Hitler-milities op de Marienplatz in Munchen, 9 november 1923. Foto: Bundesarchiv/CC BY-SA 3:0
Guy Vanthemsche

9 november 1923: honderd jaar geleden pleegde Hitler zijn eerste (mislukte) staatsgreep

Op 9 november 1923, dus precies honderd jaar geleden, probeerde een nog relatief onbekende Oostenrijkse extreemrechtse agitator, Adolf Hitler, in Duitsland met geweld de macht te grijpen. Zijn poging mislukte jammerlijk en de aanstoker verdween een tijdje achter de tralies. Historicus Guy Vanthemsche wijst in deze terugblik op het gevaar om dergelijke figuren te onderschatten.

woensdag 8 november 2023 09:31
Spread the love

 

De mislukte staatsgreep van 9 november 1923 was slechts uitstel: tien jaar later werd dezelfde stokebrand Adolf Hitler Rijkskanselier – het startsein voor de vestiging van de nazistaat. Wat betekende de putsch van 1923 voor de opkomst van het fascisme in Europa?

Eind 1918 lag Duitsland in de lappenmand. De militaire nederlaag en de voorafgaande oorlogsinspanning hadden het land in de afgrond gestort: miljoenen doden, gewonden en invaliden, verscheurde families; een uitgeputte economie, een moordende epidemie en uitzichtloze materiële ontbering voor de arbeidersklasse.

In 1923 werden ook tal van middenklassers (renteniers, spaarders) geruïneerd door de combinatie van dramatische muntontwaarding en galopperende inflatie.

De politiek was niet minder chaotisch. Het keizerrijk was roemloos ten onder gegaan en vervangen door een republiek geleid door centrumkrachten, waaronder de sociaaldemocraten. Een deel van het nationale territorium was bezet door vreemde troepen, het koloniale rijk verloren gegaan, het leger afgebouwd.

Een WOI-invalide bedelt op straat in Berlijn in 1923. Foto: Bundesarchiv/CC BY-SA 3:0

De talrijke ultranationalisten, opgezweept door vier jaar oorlogspropaganda en decennia van patriottisme-op-steroïden, konden de nederlaag niet verkroppen en vonden dat het vaderland ‘verraden’ was door laffe burgerpolitici en een kliek van conspirerende joden en marxisten.

Het Duitse leger was niet verslagen, maar geveld door een ‘dolkstoot in de rug’, zo vonden ze. Zij droomden van revanche en van een autoritaire staat die korte metten zou maken met die ‘verraders’. Aan de andere zijde van het politieke spectrum waren de communisten ook uit op revolutie, naar Russisch voorbeeld.

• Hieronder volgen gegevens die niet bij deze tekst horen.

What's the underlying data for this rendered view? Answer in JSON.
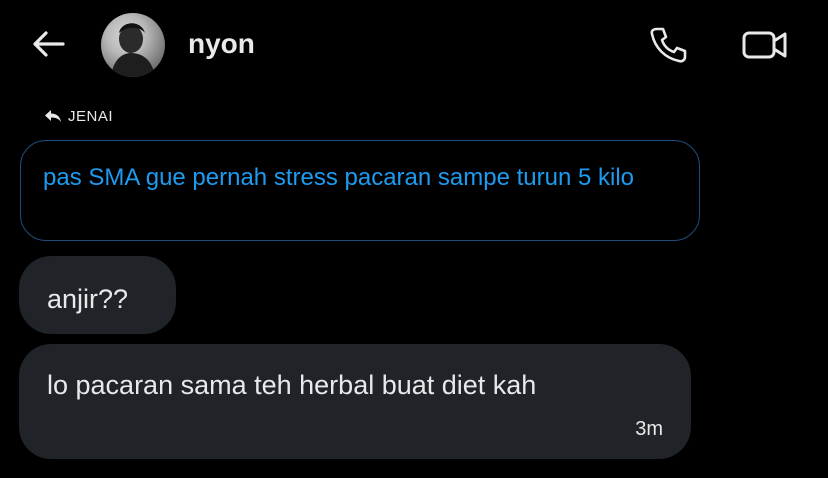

Zo was het decor geplant voor jarenlange politieke instabiliteit. Net voor de capitulatie sloegen de matrozen in Kiel aan het muiten. Vlak erna ontbrandde de zogenaamde spartakistische revolte in Berlijn, onder leiding van Karl Liebknecht en Rosa Luxemburg – een opstand die in bloed werd gesmoord, mede door de sociaaldemocraten die aan de macht waren.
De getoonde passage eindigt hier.